Alpha Gal Syndrome (AGS) is an acquired allergic condition triggered by a tick bite. When a tick
— most commonly the lone star tick — bites a person, it introduces a sugar molecule called
galactose-alpha-1,3-galactose (alpha-gal) into the bloodstream. In some individuals, this
triggers the immune system to produce IgE antibodies against alpha-gal. Because alpha-gal is
present in the tissue of most mammals, those antibodies then react when the person eats red
meat, pork, dairy, or other mammalian products.
What makes Alpha Gal Syndrome particularly disorienting is the delayed onset of symptoms.
Unlike most food allergies, which produce immediate reactions, AGS reactions typically emerge
three to eight hours after eating the offending food. This delay makes it notoriously difficult to
diagnose, and the average patient waits years before receiving a correct diagnosis.
Symptoms range widely and can include hives, itching, gastrointestinal distress, swelling,
difficulty breathing, and in severe cases, anaphylaxis. Because the symptoms overlap with so
many other conditions — IBS, MCAS, generalized food intolerances — many people cycle
through specialists without answers.
Alpha Gal Is Not Rare — Especially in Wisconsin
Most people assume Alpha Gal Syndrome is uncommon. It is not. The CDC has identified it as
an emerging public health concern, and case numbers have increased substantially since 2010.
What surprises many is that Wisconsin has been flagged as one of two unexpected hotspot states — alongside Minnesota — with meaningful clusters of AGS cases occurring well outside
the traditional lone star tick range in the southeastern United States.

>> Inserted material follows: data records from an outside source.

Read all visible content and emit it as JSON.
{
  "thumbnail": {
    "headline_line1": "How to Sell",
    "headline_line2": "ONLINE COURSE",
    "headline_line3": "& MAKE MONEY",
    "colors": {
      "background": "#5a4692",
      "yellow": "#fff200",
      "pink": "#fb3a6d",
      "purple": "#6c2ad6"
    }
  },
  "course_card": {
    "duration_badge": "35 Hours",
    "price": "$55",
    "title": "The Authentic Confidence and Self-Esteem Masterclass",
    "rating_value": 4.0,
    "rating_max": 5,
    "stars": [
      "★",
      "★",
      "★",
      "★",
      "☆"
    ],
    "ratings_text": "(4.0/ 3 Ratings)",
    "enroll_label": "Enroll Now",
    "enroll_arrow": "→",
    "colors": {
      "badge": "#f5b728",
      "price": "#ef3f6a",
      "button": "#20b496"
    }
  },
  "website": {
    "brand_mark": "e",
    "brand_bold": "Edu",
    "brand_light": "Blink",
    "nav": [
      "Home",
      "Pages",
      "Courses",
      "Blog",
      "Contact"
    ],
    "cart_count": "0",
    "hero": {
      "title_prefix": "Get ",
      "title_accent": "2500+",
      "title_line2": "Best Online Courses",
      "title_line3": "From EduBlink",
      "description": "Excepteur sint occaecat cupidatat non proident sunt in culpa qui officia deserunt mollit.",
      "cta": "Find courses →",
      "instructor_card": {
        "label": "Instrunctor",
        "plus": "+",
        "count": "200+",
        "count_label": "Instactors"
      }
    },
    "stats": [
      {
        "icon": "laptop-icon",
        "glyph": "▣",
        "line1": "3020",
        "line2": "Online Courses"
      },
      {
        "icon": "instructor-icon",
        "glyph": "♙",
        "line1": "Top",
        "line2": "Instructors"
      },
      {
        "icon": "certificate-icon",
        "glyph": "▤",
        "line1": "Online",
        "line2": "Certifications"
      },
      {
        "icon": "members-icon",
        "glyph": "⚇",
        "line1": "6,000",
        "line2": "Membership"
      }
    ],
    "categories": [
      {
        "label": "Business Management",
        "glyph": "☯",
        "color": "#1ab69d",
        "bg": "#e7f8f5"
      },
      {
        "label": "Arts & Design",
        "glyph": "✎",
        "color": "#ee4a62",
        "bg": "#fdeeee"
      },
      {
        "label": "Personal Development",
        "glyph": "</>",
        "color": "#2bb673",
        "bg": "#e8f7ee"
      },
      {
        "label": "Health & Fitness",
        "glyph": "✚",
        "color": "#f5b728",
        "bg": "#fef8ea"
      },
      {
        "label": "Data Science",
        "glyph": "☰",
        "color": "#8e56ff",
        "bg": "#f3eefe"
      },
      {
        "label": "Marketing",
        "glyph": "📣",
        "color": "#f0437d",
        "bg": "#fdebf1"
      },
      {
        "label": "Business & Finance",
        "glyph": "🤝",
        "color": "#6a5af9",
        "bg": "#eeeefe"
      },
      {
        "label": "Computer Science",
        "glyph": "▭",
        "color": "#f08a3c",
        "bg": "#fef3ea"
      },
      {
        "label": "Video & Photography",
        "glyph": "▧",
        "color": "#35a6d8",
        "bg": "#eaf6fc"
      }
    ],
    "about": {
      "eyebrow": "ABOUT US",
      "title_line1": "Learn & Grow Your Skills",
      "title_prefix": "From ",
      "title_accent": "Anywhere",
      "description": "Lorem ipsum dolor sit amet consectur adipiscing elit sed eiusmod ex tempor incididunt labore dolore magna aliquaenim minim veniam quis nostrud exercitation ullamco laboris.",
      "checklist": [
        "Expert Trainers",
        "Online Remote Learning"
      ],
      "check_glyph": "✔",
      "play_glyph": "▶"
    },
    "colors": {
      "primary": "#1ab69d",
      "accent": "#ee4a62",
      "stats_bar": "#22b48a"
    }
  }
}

Researchers believe this may be due to travel-related tick exposures or, potentially, transmission by additional tick species present in our region. Whatever the mechanism, the data is clear: people right here in Wisconsin are being diagnosed with Alpha Gal Syndrome, and many more are likely living with it undiagnosed.
If you spend time outdoors — hunting, hiking, gardening, or simply living in a rural or wooded area — you are not immune.
The Standard Answer Is “Avoidance.” But That Isn’t the Only Answer.
I first became aware of how urgently people were looking for alternatives to lifelong avoidance
when I received a phone call from someone eight hours away. They had been diagnosed with
Alpha Gal Syndrome, had exhausted every conventional option, and were searching for a
practitioner who offered SAAT. They found me.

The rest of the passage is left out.